Florence Rasmont, boursière FRESH/FNRS

Chaque année durant trois mois, des millions de Rwandais assistent aux cérémonies de commémorations du génocide à divers niveaux : aux activités officielles, à la cérémonie du secteur administratif, dans les communautés religieuses, au sein des familles, et même au sein des entreprises, des écoles et des prisons. Le phénomène s’est amplifié depuis la fin de la période de transition politique en 2003, si bien qu’il serait impossible de nier son caractère massif et public. Comment et pourquoi une telle économie mémorielle ? C’est, en somme, la question générale à laquelle tente de répondre mon projet de thèse de doctorat.

Mémorial du génocide, secteur de Muyumbu, Province de l’Est

La plus-value d’un tel sujet de recherche ne va pas de soi, au regard de tout ce qui a déjà été produit sur les questions de mémoire dans d’autres contextes, et notamment dans le contexte rwandais. Le thème déclenche autant de passions qu’il existe de perspectives pour l’aborder. Aussi, situer le choix du thème de la mémoire dans son contexte historiographique tient de la gageure et pourrait facilement devenir un exercice scolaire, si l’on s’en tenait à retracer sa genèse au travers de ses représentants les plus classiques. L’originalité d’un tel projet n’a de sens que si l’on considère le contexte historique récent qui a mené à la rencontre entre la grande nébuleuse des travaux sur la mémoire et l’historiographie propre au Rwanda. La faisabilité d’un tel sujet, qui plus est pour un historien, est en réalité assez récente pour plusieurs raisons.

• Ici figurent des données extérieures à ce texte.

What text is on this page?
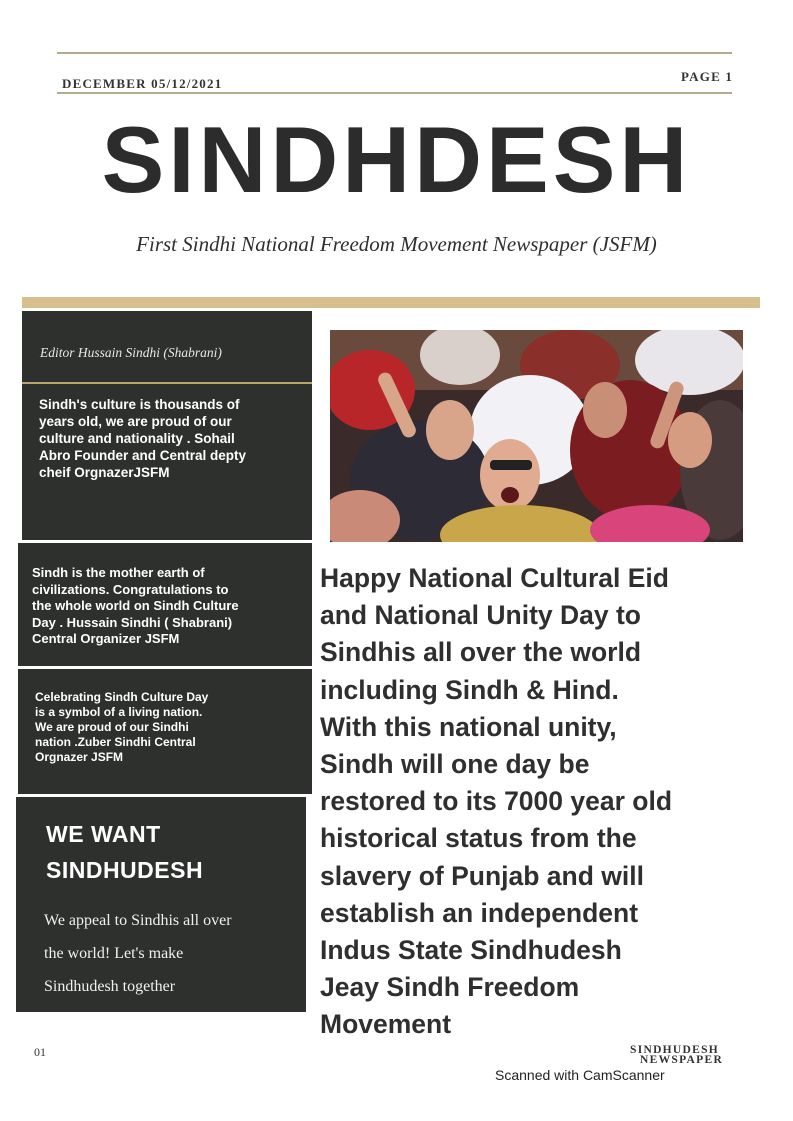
DECEMBER 05/12/2021	PAGE 1
SINDHDESH
First Sindhi National Freedom Movement Newspaper (JSFM)
Editor Hussain Sindhi (Shabrani)
Sindh's culture is thousands of
years old, we are proud of our
culture and nationality . Sohail
Abro Founder and Central depty
cheif OrgnazerJSFM
Sindh is the mother earth of
civilizations. Congratulations to
the whole world on Sindh Culture
Day . Hussain Sindhi ( Shabrani)
Central Organizer JSFM
Celebrating Sindh Culture Day
is a symbol of a living nation.
We are proud of our Sindhi
nation .Zuber Sindhi Central
Orgnazer JSFM
WE WANT
SINDHUDESH
We appeal to Sindhis all over
the world! Let's make
Sindhudesh together
Happy National Cultural Eid
and National Unity Day to
Sindhis all over the world
including Sindh & Hind.
With this national unity,
Sindh will one day be
restored to its 7000 year old
historical status from the
slavery of Punjab and will
establish an independent
Indus State Sindhudesh
Jeay Sindh Freedom
Movement
01	SINDHUDESH
NEWSPAPER
Scanned with CamScanner
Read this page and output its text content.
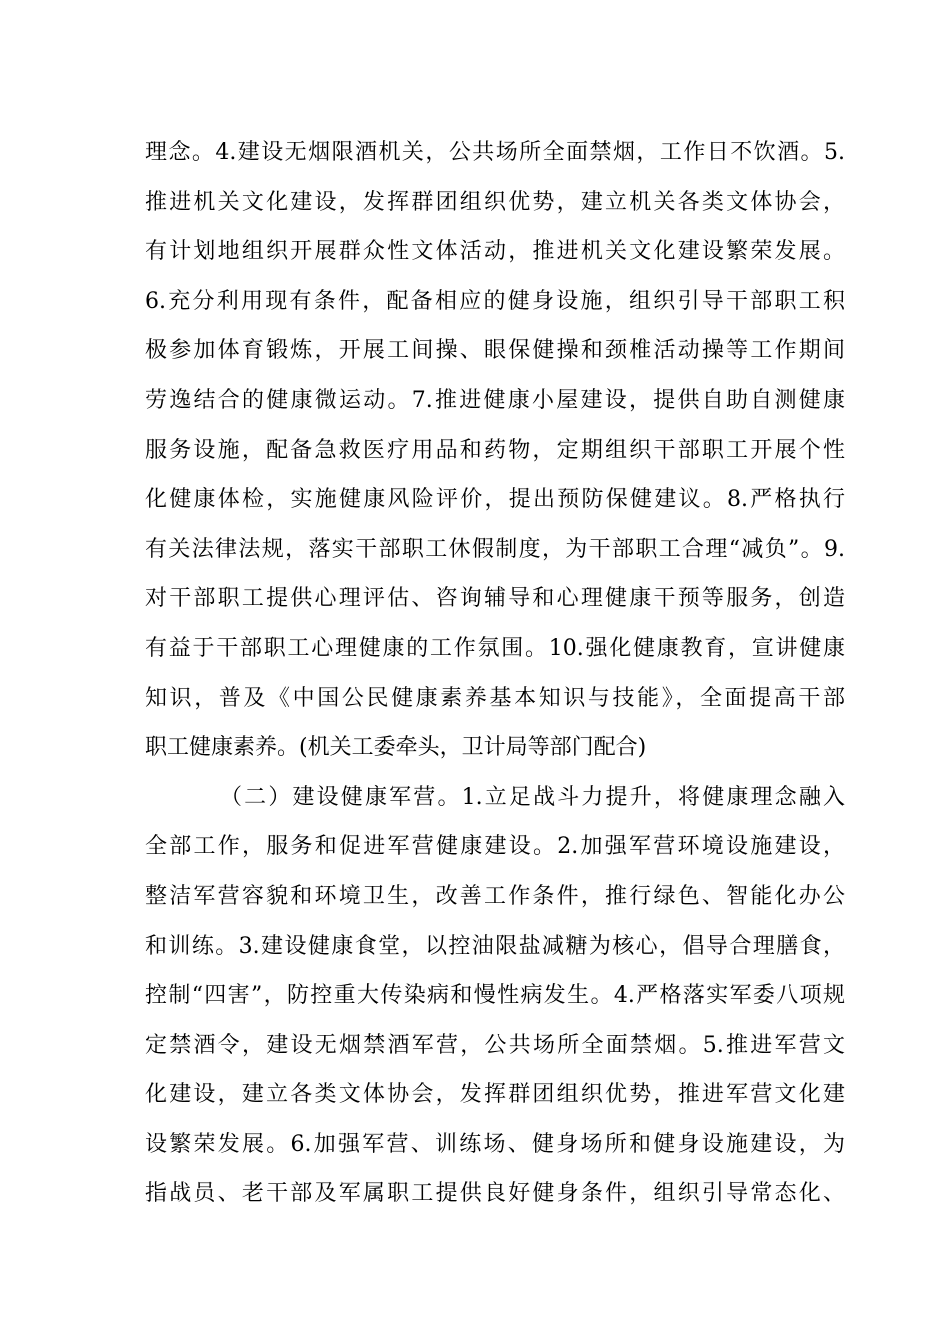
理念。4.建设无烟限酒机关，公共场所全面禁烟，工作日不饮酒。5.
推进机关文化建设，发挥群团组织优势，建立机关各类文体协会，
有计划地组织开展群众性文体活动，推进机关文化建设繁荣发展。
6.充分利用现有条件，配备相应的健身设施，组织引导干部职工积
极参加体育锻炼，开展工间操、眼保健操和颈椎活动操等工作期间
劳逸结合的健康微运动。7.推进健康小屋建设，提供自助自测健康
服务设施，配备急救医疗用品和药物，定期组织干部职工开展个性
化健康体检，实施健康风险评价，提出预防保健建议。8.严格执行
有关法律法规，落实干部职工休假制度，为干部职工合理“减负”。9.
对干部职工提供心理评估、咨询辅导和心理健康干预等服务，创造
有益于干部职工心理健康的工作氛围。10.强化健康教育，宣讲健康
知识，普及《中国公民健康素养基本知识与技能》，全面提高干部
职工健康素养。(机关工委牵头，卫计局等部门配合)
（二）建设健康军营。1.立足战斗力提升，将健康理念融入
全部工作，服务和促进军营健康建设。2.加强军营环境设施建设，
整洁军营容貌和环境卫生，改善工作条件，推行绿色、智能化办公
和训练。3.建设健康食堂，以控油限盐减糖为核心，倡导合理膳食，
控制“四害”，防控重大传染病和慢性病发生。4.严格落实军委八项规
定禁酒令，建设无烟禁酒军营，公共场所全面禁烟。5.推进军营文
化建设，建立各类文体协会，发挥群团组织优势，推进军营文化建
设繁荣发展。6.加强军营、训练场、健身场所和健身设施建设，为
指战员、老干部及军属职工提供良好健身条件，组织引导常态化、
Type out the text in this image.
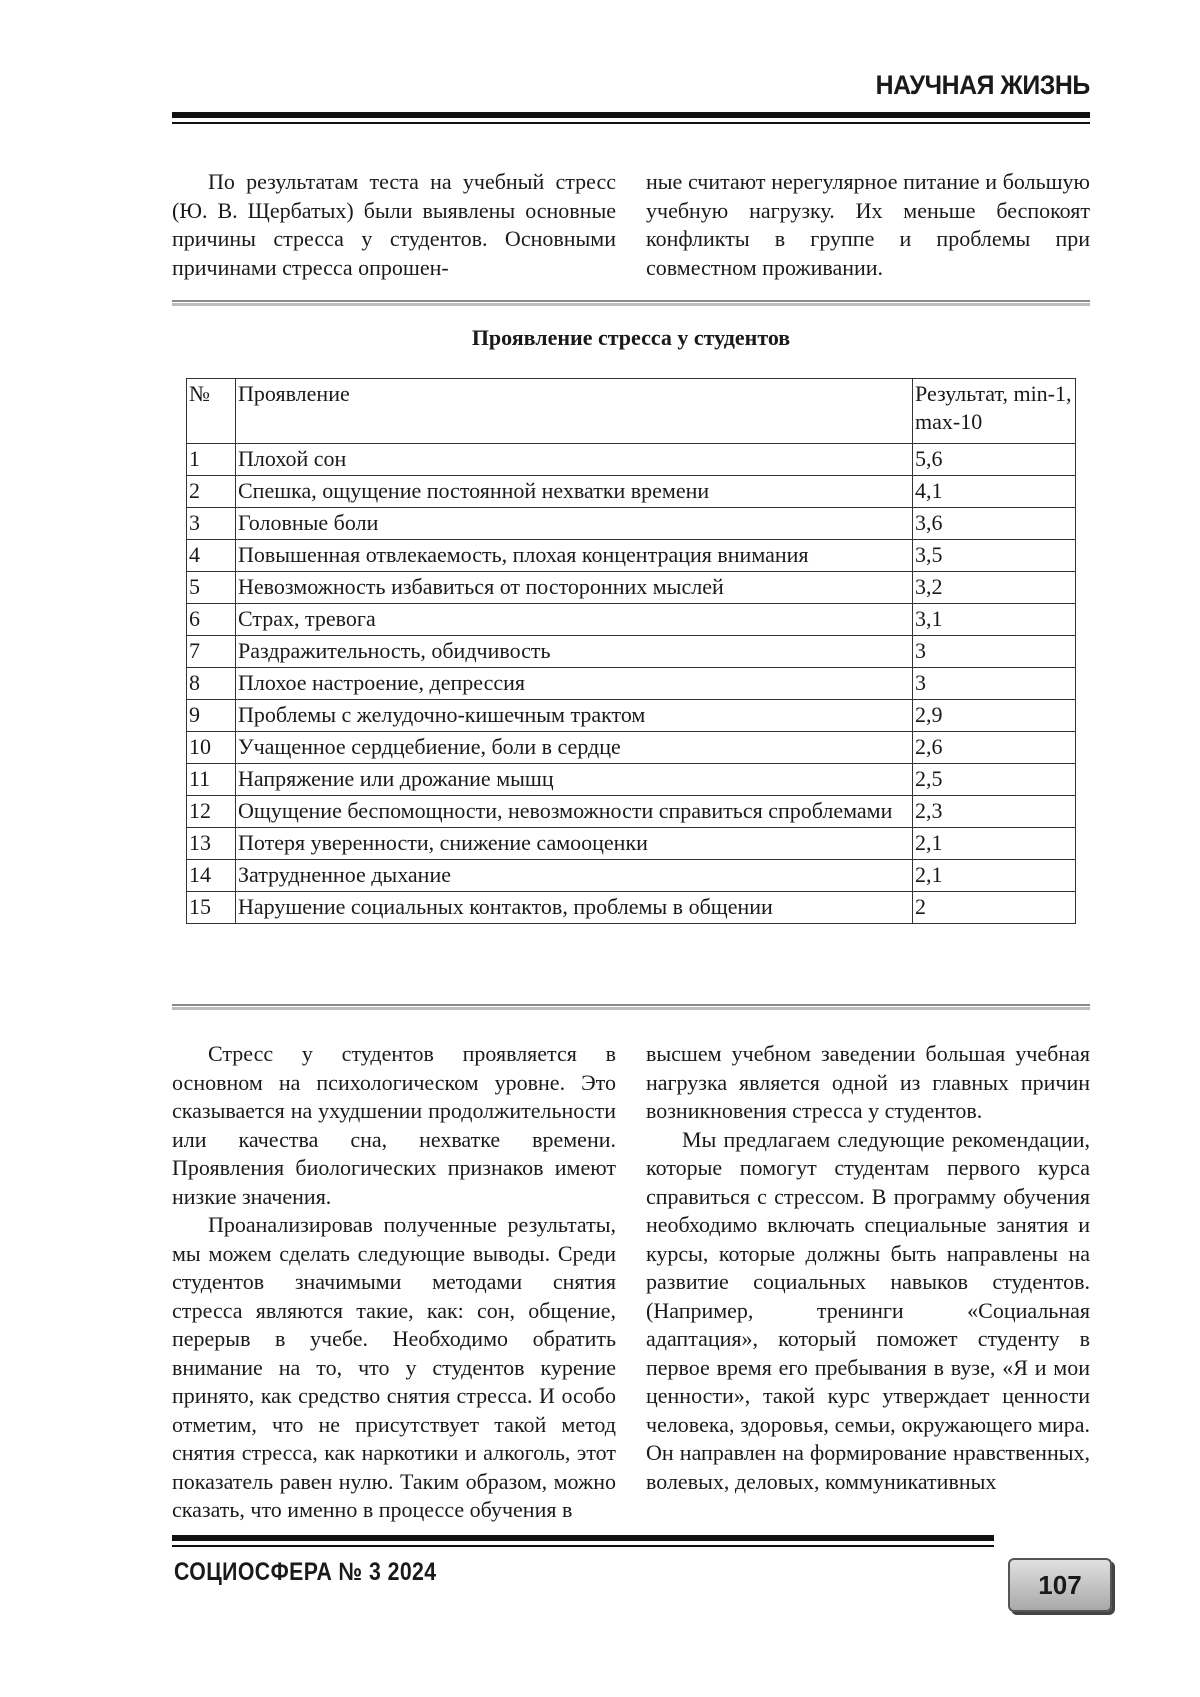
НАУЧНАЯ ЖИЗНЬ

По результатам теста на учебный стресс (Ю. В. Щербатых) были выявлены основные причины стресса у студентов. Основными причинами стресса опрошен-

ные считают нерегулярное питание и большую учебную нагрузку. Их меньше беспокоят конфликты в группе и проблемы при совместном проживании.

Проявление стресса у студентов
№	Проявление	Результат, min-1, max-10
1	Плохой сон	5,6
2	Спешка, ощущение постоянной нехватки времени	4,1
3	Головные боли	3,6
4	Повышенная отвлекаемость, плохая концентрация внимания	3,5
5	Невозможность избавиться от посторонних мыслей	3,2
6	Страх, тревога	3,1
7	Раздражительность, обидчивость	3
8	Плохое настроение, депрессия	3
9	Проблемы с желудочно-кишечным трактом	2,9
10	Учащенное сердцебиение, боли в сердце	2,6
11	Напряжение или дрожание мышц	2,5
12	Ощущение беспомощности, невозможности справиться спроблемами	2,3
13	Потеря уверенности, снижение самооценки	2,1
14	Затрудненное дыхание	2,1
15	Нарушение социальных контактов, проблемы в общении	2

Стресс у студентов проявляется в основном на психологическом уровне. Это сказывается на ухудшении продолжительности или качества сна, нехватке времени. Проявления биологических признаков имеют низкие значения.

Проанализировав полученные результаты, мы можем сделать следующие выводы. Среди студентов значимыми методами снятия стресса являются такие, как: сон, общение, перерыв в учебе. Необходимо обратить внимание на то, что у студентов курение принято, как средство снятия стресса. И особо отметим, что не присутствует такой метод снятия стресса, как наркотики и алкоголь, этот показатель равен нулю. Таким образом, можно сказать, что именно в процессе обучения в

высшем учебном заведении большая учебная нагрузка является одной из главных причин возникновения стресса у студентов.

Мы предлагаем следующие рекомендации, которые помогут студентам первого курса справиться с стрессом. В программу обучения необходимо включать специальные занятия и курсы, которые должны быть направлены на развитие социальных навыков студентов. (Например, тренинги «Социальная адаптация», который поможет студенту в первое время его пребывания в вузе, «Я и мои ценности», такой курс утверждает ценности человека, здоровья, семьи, окружающего мира. Он направлен на формирование нравственных, волевых, деловых, коммуникативных

СОЦИОСФЕРА № 3 2024	107
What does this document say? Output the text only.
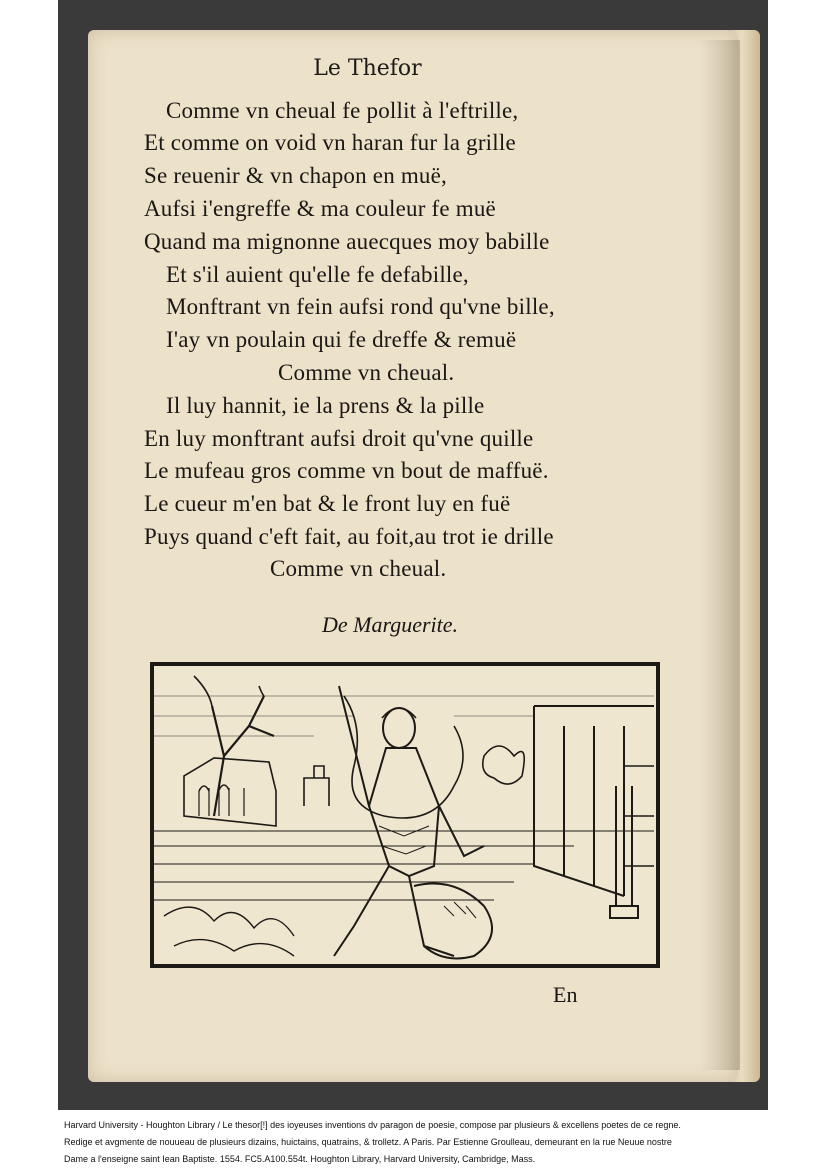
Le Thefor
Comme vn cheual fe pollit à l'eftrille,
Et comme on void vn haran fur la grille
Se reuenir & vn chapon en muë,
Aufsi i'engreffe & ma couleur fe muë
Quand ma mignonne auecques moy babille
Et s'il auient qu'elle fe defabille,
Monftrant vn fein aufsi rond qu'vne bille,
I'ay vn poulain qui fe dreffe & remuë
Comme vn cheual.
Il luy hannit, ie la prens & la pille
En luy monftrant aufsi droit qu'vne quille
Le mufeau gros comme vn bout de maffuë.
Le cueur m'en bat & le front luy en fuë
Puys quand c'eft fait, au foit,au trot ie drille
Comme vn cheual.
De Marguerite.
En
Harvard University - Houghton Library / Le thesor[!] des ioyeuses inventions dv paragon de poesie, compose par plusieurs & excellens poetes de ce regne.
Redige et avgmente de nouueau de plusieurs dizains, huictains, quatrains, & trolletz. A Paris. Par Estienne Groulleau, demeurant en la rue Neuue nostre
Dame a l'enseigne saint Iean Baptiste. 1554. FC5.A100.554t. Houghton Library, Harvard University, Cambridge, Mass.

Premièrement, il faut considérer le contexte historique de l’évolution de la recherche au Rwanda. Jusqu’au génocide, l’étude du Rwanda était le terrain quasi exclusif des intellectuels rwandais et de spécialistes occidentaux « africanistes » en grande partie francophones.1 Le génocide de 1994 représente une réelle rupture de ce point de vue. Le Rwanda devint le terrain d’une scène académique plus internationale et diversifiée. L’intérêt pour le Rwanda passait désormais par le génocide, la guerre, et surtout, les défis économiques et judiciaires de la reconstruction.2 Du côté des historiens, le Rwanda attira l’attention de spécialistes des conflits mondiaux.3 Cet intérêt est relativement récent et s’est peu traduit par des publications. Il s’illustre autrement, notamment par la participation de ces historiens en tant qu’expert historique dans les procès pour génocide,4 à des colloques sur le sujet, ou par leur promotion de jeunes chercheurs sur le Rwanda. L’intérêt pour le Rwanda et son « expertise » ont donc considérablement évolué. Ce phénomène académique participe à faire dialoguer le cas du Rwanda dans un ensemble plus large de travaux sur les guerres, les crimes contre l’humanité, et la justice internationale en Occident. Ma propre recherche sur la formation de la mémoire du génocide des Tutsis s’inscrit bien évidemment dans cette jeune tendance.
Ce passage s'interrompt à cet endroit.